La volonté politique est également cruciale. À cette fin, j’exhorte les pays du G20 à faire une déclaration d’intention ferme au cours de la présidence indienne de cette année.
La réforme de l’ordre international n’est pas seulement réalisable mais urgente. Elle ne doit pas être retardée par les faux débats en cours sur les « démocraties contre les autocraties » que nous voyons dans de nombreuses capitales occidentales.
Nous devons renforcer notre volonté politique
Il y a aussi une hypocrisie palpable dans les débats sur le changement climatique.
Une poignée d’États occidentaux ont affirmé à plusieurs reprises que l’interdiction de l’extraction du charbon était leur priorité absolue – jusqu’à ce que l’approvisionnement énergétique soit menacé après l’invasion de l’Ukraine par la Russie.
C’est une autre raison pour laquelle les gouvernements des pays du Sud se demandent maintenant pourquoi ils devraient se passer du pétrole et du gaz russes bon marché, qui étaient jusqu’à récemment une source majeure de profits pour l’Europe.
Il existe de nombreuses autres raisons pour lesquelles les appels à la démocratie ou à l’abandon des combustibles fossiles sonnent creux dans de nombreuses régions du monde.

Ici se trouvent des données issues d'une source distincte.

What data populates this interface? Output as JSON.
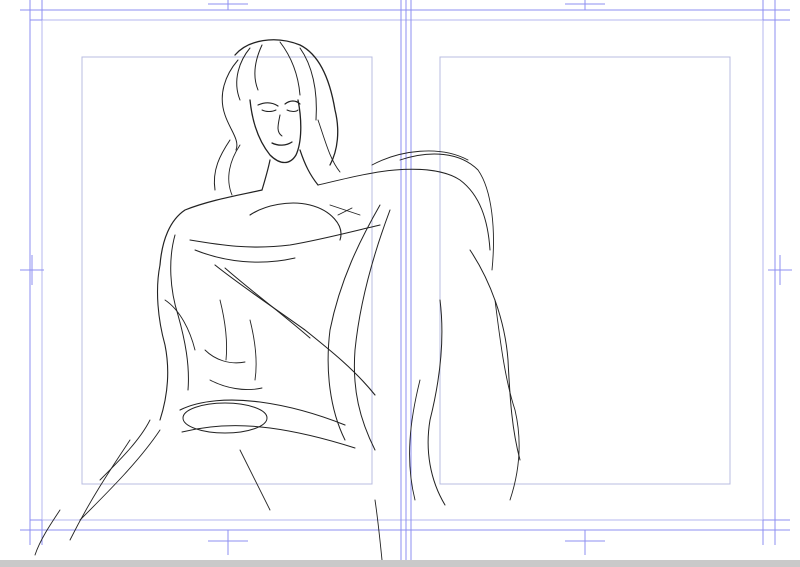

Le multilatéralisme du XXIe siècle doit donc faire moins de semonce et plutôt faire preuve d’un équilibre des intérêts plus authentique, en tenant compte des besoins des États vulnérables et en nommant clairement ses propres intérêts comme tels.
Voici comment (éventuellement) sauver le monde
La communauté mondiale s’est déjà entendue sur un ensemble de valeurs et de priorités dans la Charte des Nations Unies, l’Accord de Paris sur le climat et l’Agenda 2030.
Il est grand temps de mettre ce programme en action.
Par exemple, en décidant cette année d’un financement stable et suffisant pour les objectifs de développement durable et pour le fonds pour les pertes et dommages convenu lors de la COP27 en Égypte, qui soutient les personnes les plus touchées par le changement climatique.
La pandémie de COVID-19 nous a montré que personne n’est en sécurité tant que tout le monde n’est pas en sécurité. La leçon la plus large est de prêter plus d’attention aux intérêts des pays du Sud.
Ce faisant, nous pouvons non seulement sauver le monde, mais aussi renforcer la crédibilité et la confiance. C’est le type de multilatéralisme réfléchi et bien conçu dont nous avons besoin au XXIe siècle.
Le Dr Markus Engels est le secrétaire général de la Global Solutions Initiative, une organisation à but non lucratif fondée pour proposer des réponses politiques aux principaux problèmes mondiaux et l’organisateur du Sommet annuel des solutions mondiales à Berlin.